1. Eliminate one of the variables.

2. Find the value of the remaining variable.

3. Substitute this value into any of the starting equations.

4. State the final answer, giving values for both variables, eg. x = 3, y = 4

5. Check answer by substituting the values into one of the original equations.

##### Solve:

3x + 3y = 27                 (eq. 1)

3x − y = 3                     (eq. 2)

Eliminate one variable: the 2 variables are x and y. Look for a variable that is the same in both equations (in this case, 3x appears in both). If we subtract (eq. 2) from (eq. 1)…

3x – 3x = 0

3y – (– y) = 3y + y = 4y

27 - 3 = 24

We end up with 4y = 24

Find the value of the remaining variable

4y = 24

divide both sides by 4

y = 6

Substitute this value into any of the equations

3x − y = 3

3x − 6 = 3                     Add 6 to both sides

3x = 9                          Divide both sides by 4

x = 9/3 = 3

State the final answer, giving values for both variables

x = 3, y = 6

3x + 3y = 27

3(3) + 3(6)

9 + 18 = 27                  Answer is correct

##### Solve:

6x + 4y = 16                             (1)

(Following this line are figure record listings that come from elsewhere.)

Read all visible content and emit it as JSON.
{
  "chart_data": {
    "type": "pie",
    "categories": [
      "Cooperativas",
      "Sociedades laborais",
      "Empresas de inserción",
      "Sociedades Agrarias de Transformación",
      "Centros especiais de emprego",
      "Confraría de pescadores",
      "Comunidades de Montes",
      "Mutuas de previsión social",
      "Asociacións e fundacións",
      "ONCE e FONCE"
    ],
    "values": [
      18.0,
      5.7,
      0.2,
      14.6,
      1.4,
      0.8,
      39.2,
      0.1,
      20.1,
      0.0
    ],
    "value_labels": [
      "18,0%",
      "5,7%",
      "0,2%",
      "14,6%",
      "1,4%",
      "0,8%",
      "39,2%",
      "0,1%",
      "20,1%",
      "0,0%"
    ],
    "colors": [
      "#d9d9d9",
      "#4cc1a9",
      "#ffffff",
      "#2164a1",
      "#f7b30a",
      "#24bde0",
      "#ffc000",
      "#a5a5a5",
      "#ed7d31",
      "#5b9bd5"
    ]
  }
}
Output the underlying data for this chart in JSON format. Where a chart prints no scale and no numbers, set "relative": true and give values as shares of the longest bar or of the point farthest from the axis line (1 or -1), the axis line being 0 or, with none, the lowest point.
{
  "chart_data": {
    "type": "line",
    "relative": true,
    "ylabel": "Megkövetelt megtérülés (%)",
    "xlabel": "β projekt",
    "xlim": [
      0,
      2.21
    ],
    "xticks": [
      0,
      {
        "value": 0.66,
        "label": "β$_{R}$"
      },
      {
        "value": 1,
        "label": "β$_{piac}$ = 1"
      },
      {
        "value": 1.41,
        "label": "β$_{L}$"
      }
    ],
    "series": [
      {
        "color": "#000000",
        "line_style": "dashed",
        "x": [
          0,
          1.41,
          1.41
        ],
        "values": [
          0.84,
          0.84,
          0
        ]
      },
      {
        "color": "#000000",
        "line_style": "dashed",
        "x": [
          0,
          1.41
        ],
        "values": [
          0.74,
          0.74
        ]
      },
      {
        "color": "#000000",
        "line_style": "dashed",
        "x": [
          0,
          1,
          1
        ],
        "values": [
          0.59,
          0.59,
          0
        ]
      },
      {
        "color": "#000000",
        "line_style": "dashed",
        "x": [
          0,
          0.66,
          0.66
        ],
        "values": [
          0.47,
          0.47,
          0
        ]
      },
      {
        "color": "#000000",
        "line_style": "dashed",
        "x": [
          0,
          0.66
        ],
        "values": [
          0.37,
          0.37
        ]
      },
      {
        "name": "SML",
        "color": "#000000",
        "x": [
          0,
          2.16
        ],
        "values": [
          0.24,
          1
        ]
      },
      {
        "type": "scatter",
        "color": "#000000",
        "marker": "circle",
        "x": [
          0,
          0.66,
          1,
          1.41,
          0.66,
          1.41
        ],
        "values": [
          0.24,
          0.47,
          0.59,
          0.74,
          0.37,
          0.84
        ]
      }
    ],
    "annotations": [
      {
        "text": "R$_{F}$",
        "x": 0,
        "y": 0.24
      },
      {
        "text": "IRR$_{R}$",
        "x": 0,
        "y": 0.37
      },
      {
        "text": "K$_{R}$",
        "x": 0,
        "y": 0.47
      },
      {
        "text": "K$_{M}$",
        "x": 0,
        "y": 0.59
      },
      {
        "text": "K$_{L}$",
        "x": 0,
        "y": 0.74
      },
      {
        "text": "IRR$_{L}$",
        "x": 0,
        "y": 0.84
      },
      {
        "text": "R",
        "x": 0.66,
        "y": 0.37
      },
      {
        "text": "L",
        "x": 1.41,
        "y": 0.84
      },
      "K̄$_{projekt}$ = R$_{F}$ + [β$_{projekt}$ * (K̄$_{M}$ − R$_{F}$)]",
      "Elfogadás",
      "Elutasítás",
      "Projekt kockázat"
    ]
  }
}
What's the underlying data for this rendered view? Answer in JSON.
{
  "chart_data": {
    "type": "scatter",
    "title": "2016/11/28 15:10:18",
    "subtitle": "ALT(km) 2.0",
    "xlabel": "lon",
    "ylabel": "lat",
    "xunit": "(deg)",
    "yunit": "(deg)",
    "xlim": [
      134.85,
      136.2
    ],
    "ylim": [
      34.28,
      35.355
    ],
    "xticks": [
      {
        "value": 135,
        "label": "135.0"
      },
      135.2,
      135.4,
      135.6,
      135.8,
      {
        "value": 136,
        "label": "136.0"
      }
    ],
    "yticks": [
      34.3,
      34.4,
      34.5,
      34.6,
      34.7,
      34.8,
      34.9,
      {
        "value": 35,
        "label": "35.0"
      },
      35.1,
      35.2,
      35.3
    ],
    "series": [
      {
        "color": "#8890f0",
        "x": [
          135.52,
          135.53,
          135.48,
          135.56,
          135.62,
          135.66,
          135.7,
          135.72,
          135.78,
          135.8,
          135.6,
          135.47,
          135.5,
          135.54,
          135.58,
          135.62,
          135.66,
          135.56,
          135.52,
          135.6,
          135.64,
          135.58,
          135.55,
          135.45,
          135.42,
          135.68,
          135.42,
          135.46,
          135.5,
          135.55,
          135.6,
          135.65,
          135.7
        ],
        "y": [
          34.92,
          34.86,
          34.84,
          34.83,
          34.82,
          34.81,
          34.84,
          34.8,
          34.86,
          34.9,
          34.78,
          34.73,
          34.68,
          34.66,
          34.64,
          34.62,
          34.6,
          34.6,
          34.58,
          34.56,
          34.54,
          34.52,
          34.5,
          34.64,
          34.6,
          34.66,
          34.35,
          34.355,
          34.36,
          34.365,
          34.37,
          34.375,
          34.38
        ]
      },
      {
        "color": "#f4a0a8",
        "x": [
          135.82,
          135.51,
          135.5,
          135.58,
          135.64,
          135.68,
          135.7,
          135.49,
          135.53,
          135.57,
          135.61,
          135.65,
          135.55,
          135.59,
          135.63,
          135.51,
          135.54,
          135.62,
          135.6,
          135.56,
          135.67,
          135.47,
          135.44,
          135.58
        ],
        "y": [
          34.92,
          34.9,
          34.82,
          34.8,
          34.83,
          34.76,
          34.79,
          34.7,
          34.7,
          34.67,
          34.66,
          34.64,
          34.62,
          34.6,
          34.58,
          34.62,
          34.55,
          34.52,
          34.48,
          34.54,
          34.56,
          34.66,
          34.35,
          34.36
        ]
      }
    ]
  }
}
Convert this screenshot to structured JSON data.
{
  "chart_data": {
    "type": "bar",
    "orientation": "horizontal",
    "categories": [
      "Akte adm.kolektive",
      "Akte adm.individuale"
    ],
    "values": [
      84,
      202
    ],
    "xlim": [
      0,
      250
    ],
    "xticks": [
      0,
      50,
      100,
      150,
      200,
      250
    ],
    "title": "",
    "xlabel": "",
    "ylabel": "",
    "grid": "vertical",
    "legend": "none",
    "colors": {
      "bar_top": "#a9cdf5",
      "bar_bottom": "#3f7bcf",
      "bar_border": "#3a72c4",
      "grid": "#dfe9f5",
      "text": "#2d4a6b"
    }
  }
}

6x + 15y = -6                           (2)

Take (2) from (1) to remove x:

6x – 6x = 0

4y – 15y = – 11y

16 – (–6) = 22

-11y = 22                     Divide both sides by -11

y = -2

Substitute for y           6x + 4y = 16

6x + 4(-2) = 16

6x - 8 = 16                   Add 8 to both sides

6x = 24                        Divide both sides by 6

x = 4

x = 4, y = -2                  Check: we’ll use equation (2)…          6x + 15y = -6

6(4) + 15(-2)

24 – 30 = -6

##### What happens when the numbers before variables don’t match?

6x + 5y = 13     (1)

2x + 3y = 3       (2)

These are equations – one side equals the other. We can alter them and if we perform the same operation to every term, the equation remains the same!

We could change the 2x in (2) to 6x if we multiply everything by 3…

2x + 3y = 3       becomes         6x + 9y = 9       (3)

Now take (1) away from (3)

6x + 9y = 9

6x + 5y = 13

4y = –4

y = –1                substitute into (2)      2x + 3(–1) = 3

2x – 3 = 3         add 3 to both sides

2x = 6              divide both sides by 2

x = 3

Our answer is…           x = 3, y = –1